Should I interview for these positions, or would it be a waste of time?
I graduated with a BS in Finance in '09, and due to a combination of poor networking, the state of the industry at the time, and bad luck, I was never able to land an internship while in undergrad nor a banking job upon graduation. Despite decent grades I was never even able to land an interview.
I decided to contact a recruiting company a few weeks ago, and they found two positions for me that I qualify for with no experience. Here are the job descriptions from the email they sent me
Wachovia/Wells conversion. This is a high risk position and ideal candidate must have extreme attention to detail. Some CS assisting with transfers, but do not need retirement experience. Candidate does need reconciliation experience, or be a very smart new grad. Long term position, but not definite time of contract. 8-5 M-F, may have to work weekends and OT.First one, reconciling transfers from investment accounts to DDA accounts for theSecond one: Customer service based, dealing directly with the clients and their 401k questions.
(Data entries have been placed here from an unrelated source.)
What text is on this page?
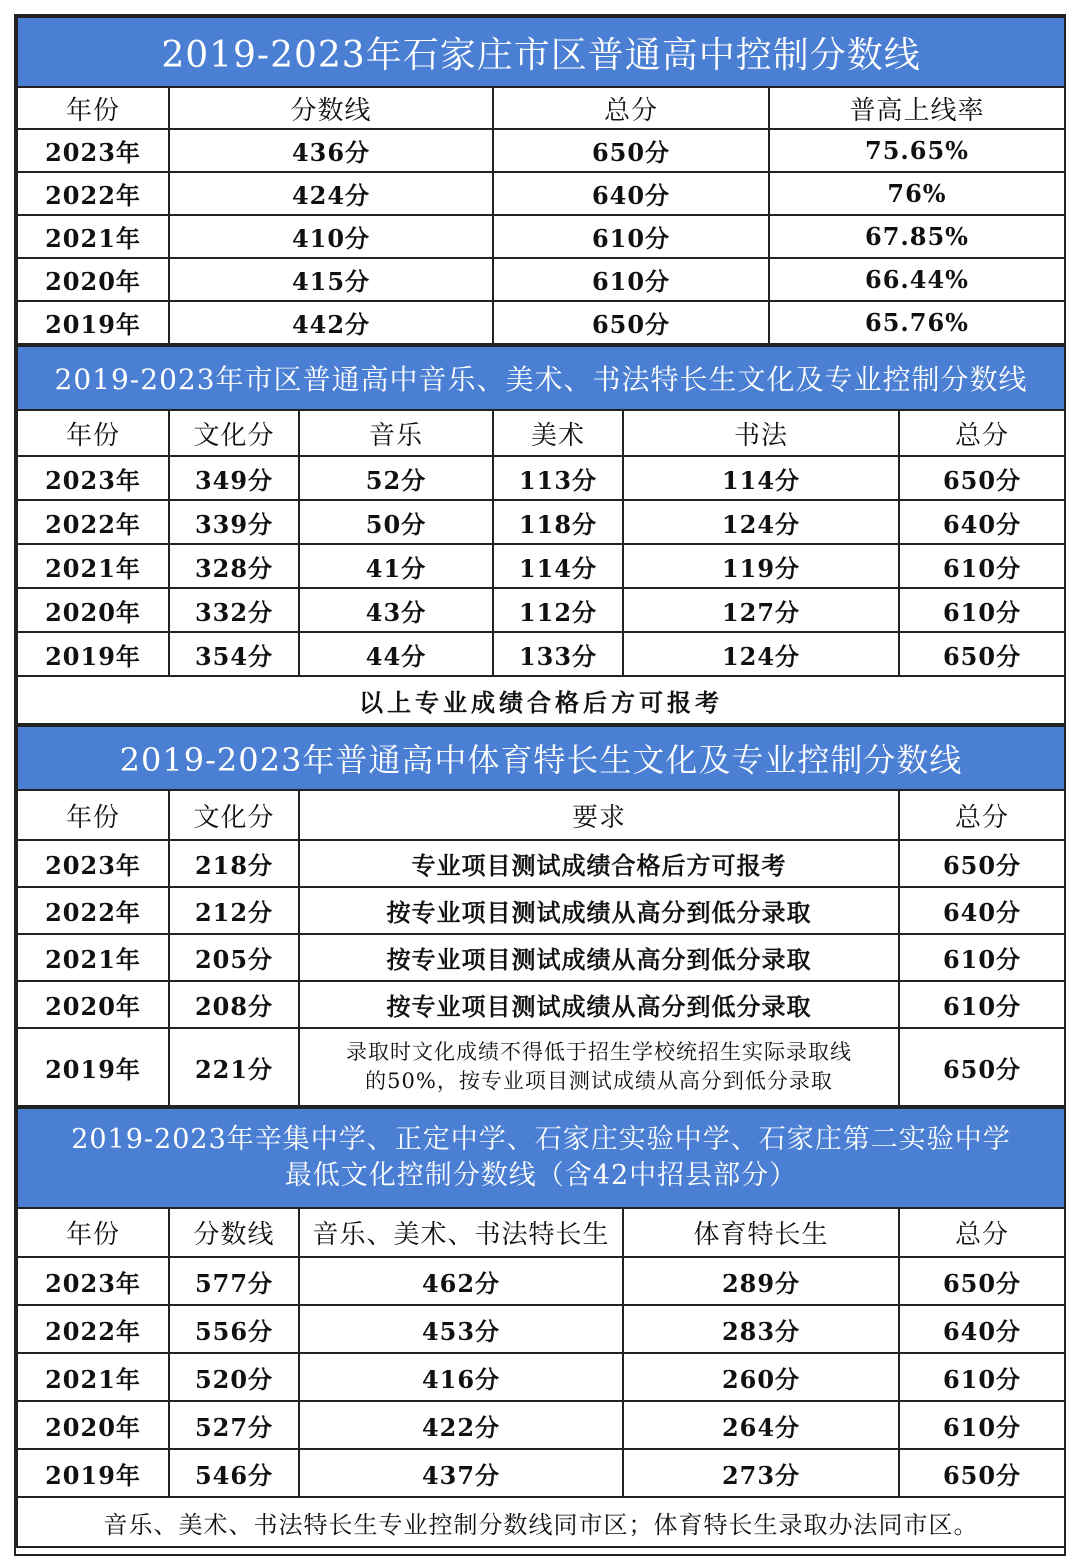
2019-2023年石家庄市区普通高中控制分数线			
年份	分数线	总分	普高上线率
2023年	436分	650分	75.65%
2022年	424分	640分	76%
2021年	410分	610分	67.85%
2020年	415分	610分	66.44%
2019年	442分	650分	65.76%
2019-2023年市区普通高中音乐、美术、书法特长生文化及专业控制分数线					
年份	文化分	音乐	美术	书法	总分
2023年	349分	52分	113分	114分	650分
2022年	339分	50分	118分	124分	640分
2021年	328分	41分	114分	119分	610分
2020年	332分	43分	112分	127分	610分
2019年	354分	44分	133分	124分	650分
以上专业成绩合格后方可报考					
2019-2023年普通高中体育特长生文化及专业控制分数线			
年份	文化分	要求	总分
2023年	218分	专业项目测试成绩合格后方可报考	650分
2022年	212分	按专业项目测试成绩从高分到低分录取	640分
2021年	205分	按专业项目测试成绩从高分到低分录取	610分
2020年	208分	按专业项目测试成绩从高分到低分录取	610分
2019年	221分	录取时文化成绩不得低于招生学校统招生实际录取线
的50%，按专业项目测试成绩从高分到低分录取	650分
2019-2023年辛集中学、正定中学、石家庄实验中学、石家庄第二实验中学
最低文化控制分数线（含42中招县部分）				

年份	分数线	音乐、美术、书法特长生	体育特长生	总分
2023年	577分	462分	289分	650分
2022年	556分	453分	283分	640分
2021年	520分	416分	260分	610分
2020年	527分	422分	264分	610分
2019年	546分	437分	273分	650分
音乐、美术、书法特长生专业控制分数线同市区；体育特长生录取办法同市区。				
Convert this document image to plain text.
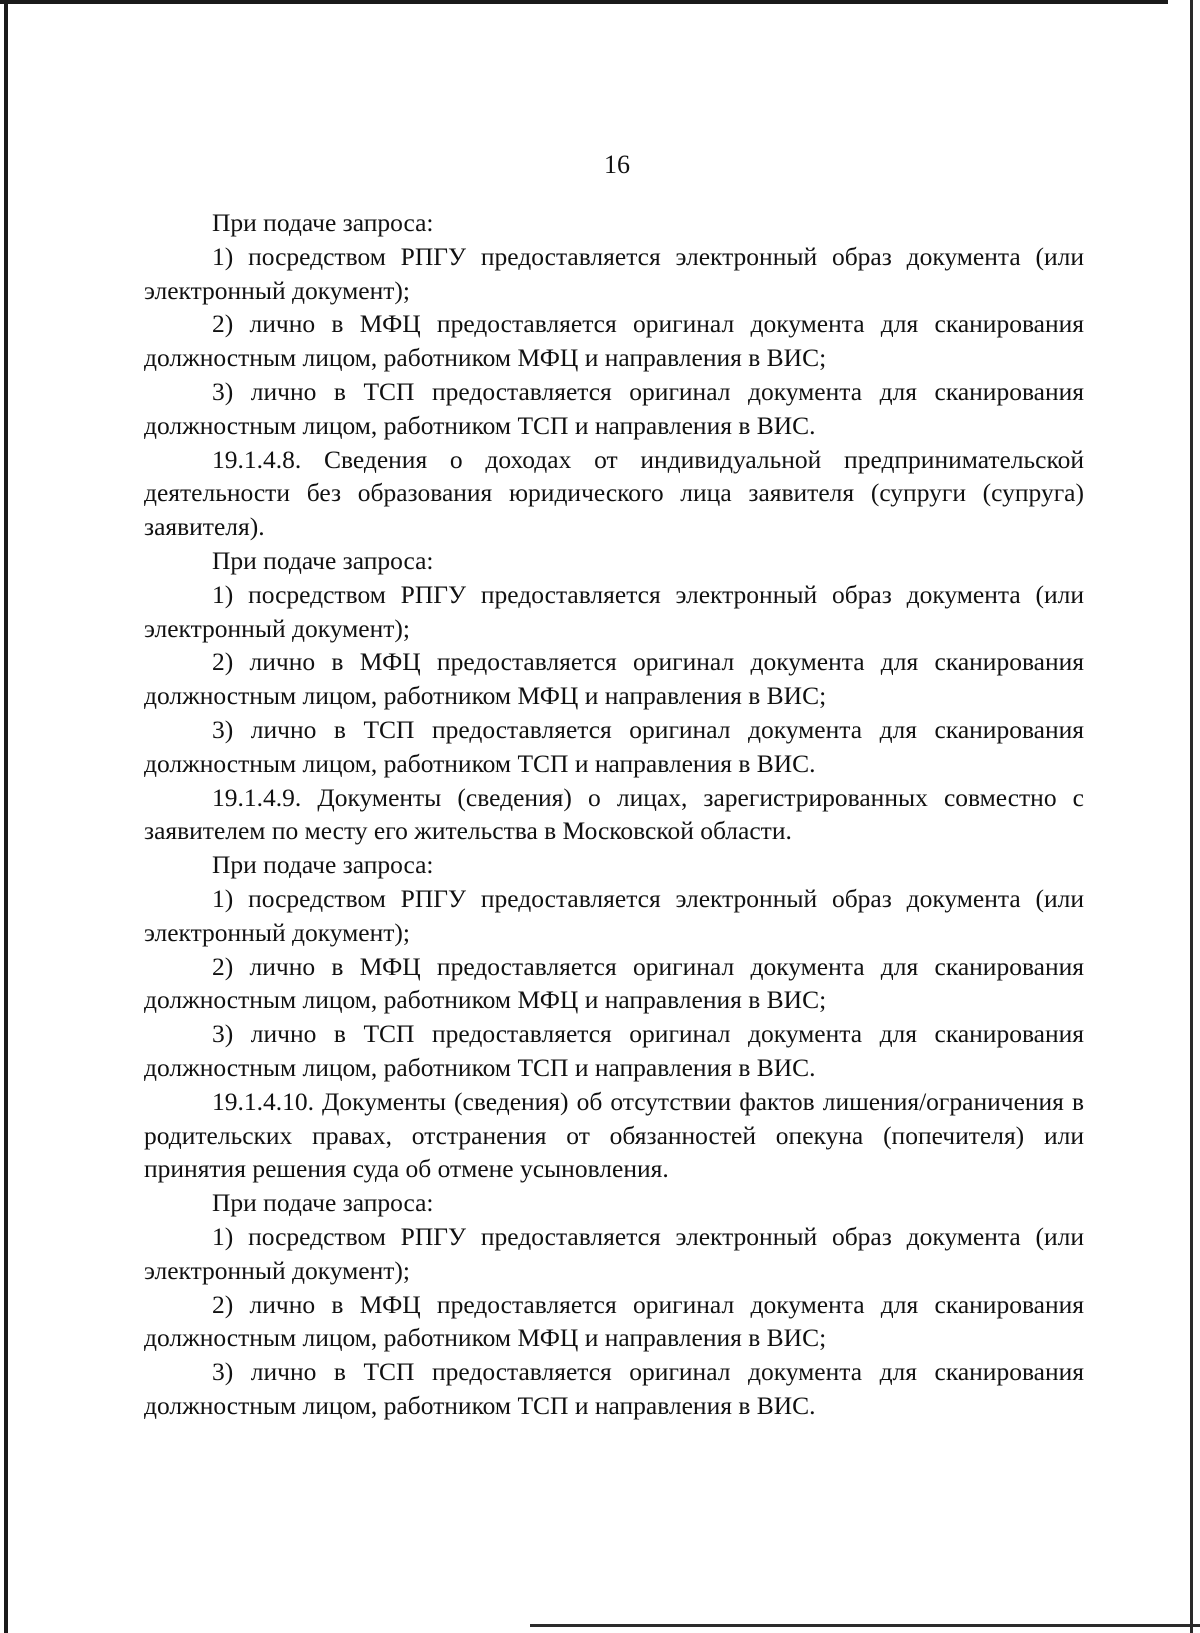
16

При подаче запроса:

1) посредством РПГУ предоставляется электронный образ документа (или электронный документ);

2) лично в МФЦ предоставляется оригинал документа для сканирования должностным лицом, работником МФЦ и направления в ВИС;

3) лично в ТСП предоставляется оригинал документа для сканирования должностным лицом, работником ТСП и направления в ВИС.

19.1.4.8. Сведения о доходах от индивидуальной предпринимательской деятельности без образования юридического лица заявителя (супруги (супруга) заявителя).

При подаче запроса:

1) посредством РПГУ предоставляется электронный образ документа (или электронный документ);

2) лично в МФЦ предоставляется оригинал документа для сканирования должностным лицом, работником МФЦ и направления в ВИС;

3) лично в ТСП предоставляется оригинал документа для сканирования должностным лицом, работником ТСП и направления в ВИС.

19.1.4.9. Документы (сведения) о лицах, зарегистрированных совместно с заявителем по месту его жительства в Московской области.

При подаче запроса:

1) посредством РПГУ предоставляется электронный образ документа (или электронный документ);

2) лично в МФЦ предоставляется оригинал документа для сканирования должностным лицом, работником МФЦ и направления в ВИС;

3) лично в ТСП предоставляется оригинал документа для сканирования должностным лицом, работником ТСП и направления в ВИС.

19.1.4.10. Документы (сведения) об отсутствии фактов лишения/ограничения в родительских правах, отстранения от обязанностей опекуна (попечителя) или принятия решения суда об отмене усыновления.

При подаче запроса:

1) посредством РПГУ предоставляется электронный образ документа (или электронный документ);

2) лично в МФЦ предоставляется оригинал документа для сканирования должностным лицом, работником МФЦ и направления в ВИС;

3) лично в ТСП предоставляется оригинал документа для сканирования должностным лицом, работником ТСП и направления в ВИС.
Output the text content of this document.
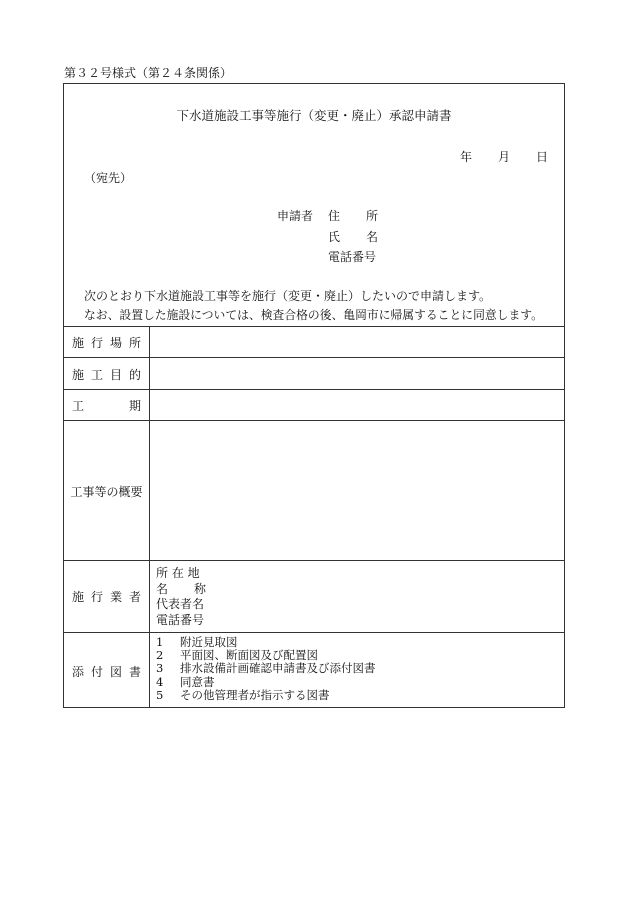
第３２号様式（第２４条関係）
下水道施設工事等施行（変更・廃止）承認申請書
年 月 日
（宛先）
申請者 住 所
氏 名
電話番号
次のとおり下水道施設工事等を施行（変更・廃止）したいので申請します。
なお、設置した施設については、検査合格の後、亀岡市に帰属することに同意します。
施 行 場 所
施 工 目 的
工	期
工事等の概要
施 行 業 者
添 付 図 書
所 在 地
名 称
代表者名
電話番号
1 附近見取図
2 平面図、断面図及び配置図
3 排水設備計画確認申請書及び添付図書
4 同意書
5 その他管理者が指示する図書
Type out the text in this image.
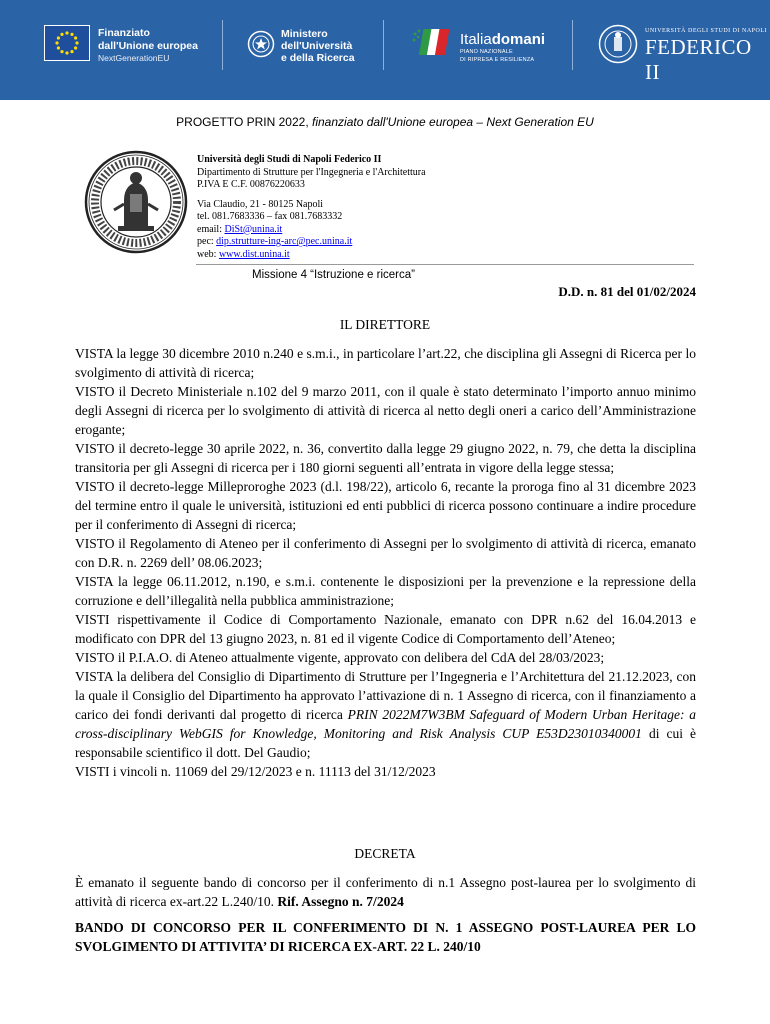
Finanziato
dall'Unione europea
NextGenerationEU
Ministero
dell'Università
e della Ricerca
Italiadomani
PIANO NAZIONALE
DI RIPRESA E RESILIENZA
UNIVERSITÀ DEGLI STUDI DI NAPOLI
FEDERICO II
PROGETTO PRIN 2022, finanziato dall'Unione europea – Next Generation EU
Università degli Studi di Napoli Federico II
Dipartimento di Strutture per l'Ingegneria e l'Architettura
P.IVA E C.F. 00876220633
Via Claudio, 21 - 80125 Napoli
tel. 081.7683336 – fax 081.7683332
email: DiSt@unina.it
pec: dip.strutture-ing-arc@pec.unina.it
web: www.dist.unina.it
Missione 4 “Istruzione e ricerca”
D.D. n. 81 del 01/02/2024
IL DIRETTORE

VISTA la legge 30 dicembre 2010 n.240 e s.m.i., in particolare l’art.22, che disciplina gli Assegni di Ricerca per lo svolgimento di attività di ricerca;

VISTO il Decreto Ministeriale n.102 del 9 marzo 2011, con il quale è stato determinato l’importo annuo minimo degli Assegni di ricerca per lo svolgimento di attività di ricerca al netto degli oneri a carico dell’Amministrazione erogante;

VISTO il decreto-legge 30 aprile 2022, n. 36, convertito dalla legge 29 giugno 2022, n. 79, che detta la disciplina transitoria per gli Assegni di ricerca per i 180 giorni seguenti all’entrata in vigore della legge stessa;

VISTO il decreto-legge Milleproroghe 2023 (d.l. 198/22), articolo 6, recante la proroga fino al 31 dicembre 2023 del termine entro il quale le università, istituzioni ed enti pubblici di ricerca possono continuare a indire procedure per il conferimento di Assegni di ricerca;

VISTO il Regolamento di Ateneo per il conferimento di Assegni per lo svolgimento di attività di ricerca, emanato con D.R. n. 2269 dell’ 08.06.2023;

VISTA la legge 06.11.2012, n.190, e s.m.i. contenente le disposizioni per la prevenzione e la repressione della corruzione e dell’illegalità nella pubblica amministrazione;

VISTI rispettivamente il Codice di Comportamento Nazionale, emanato con DPR n.62 del 16.04.2013 e modificato con DPR del 13 giugno 2023, n. 81 ed il vigente Codice di Comportamento dell’Ateneo;

VISTO il P.I.A.O. di Ateneo attualmente vigente, approvato con delibera del CdA del 28/03/2023;

VISTA la delibera del Consiglio di Dipartimento di Strutture per l’Ingegneria e l’Architettura del 21.12.2023, con la quale il Consiglio del Dipartimento ha approvato l’attivazione di n. 1 Assegno di ricerca, con il finanziamento a carico dei fondi derivanti dal progetto di ricerca PRIN 2022M7W3BM Safeguard of Modern Urban Heritage: a cross-disciplinary WebGIS for Knowledge, Monitoring and Risk Analysis CUP E53D23010340001 di cui è responsabile scientifico il dott. Del Gaudio;

VISTI i vincoli n. 11069 del 29/12/2023 e n. 11113 del 31/12/2023

DECRETA
È emanato il seguente bando di concorso per il conferimento di n.1 Assegno post-laurea per lo svolgimento di attività di ricerca ex-art.22 L.240/10. Rif. Assegno n. 7/2024
BANDO DI CONCORSO PER IL CONFERIMENTO DI N. 1 ASSEGNO POST-LAUREA PER LO SVOLGIMENTO DI ATTIVITA’ DI RICERCA EX-ART. 22 L. 240/10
The pay is $13.50/hr, which is disappointing, but I can manage. It sounds like the positions are in a retail bank branch, not a corporate banking environment, but Im not sure. The commute to work would be horrendous, and I despise commuting and have no intention on moving to where the job would be located.
If my goal is to excel and impress my superiors and eventually leverage my experience into a corporate finance, or any higher-paying banking position, and obtain a masters or MBA, do you think taking either of these jobs would be a waste of time? Would I be better-off abandoning my banking aspirations and focusing on another venture, such as going into business for myself? The recruiters call this a 'foot-in-the-door' opportunity, but I feel like this is probably standard hyperbole to get positions filled for the client (hiring company) and I'll either end up being let go once the work is done, or stuck in a low-paying, dead-end position forever.
Apologies for the ignorance, but I have no first-hand experience with the banking industry and traditional career trajectories, and the fact that Im using a recruiting company confounds the uncertainty even further.
Thanks in advance.
we all gotta start somewhere..
How bad do you want it? It being your end goal.... Your goal being unattainable unless you start somewhere
Go for it
Go get an MBA if you want a second shot.
Very true. I'm only hope that this is a solid opportunity and I'm not wasting my time.
Badly enough.
I'm thinking about it.
Do you mean after I get some experience? Because everything I've read leads me to believe that any MBA program worth attending won't accept you without a good bit of experience, which I don't have.
Are you currently unemployed? You'd be applying for entry in 2012 so you'd get 2yrs under your belt. What are you doing now? The jobs you listed aren't going to give you any meaningful experience so if you have a few years under your belt doing something decent lob in some applications. Otherwise try to find better gigs than what you listed.
Yes, currently unemployed. I was recently laid off from the dead-end job I landed when I graduated. I have a few years of phone sales under my belt, but that is hardly business-school-worthy experience.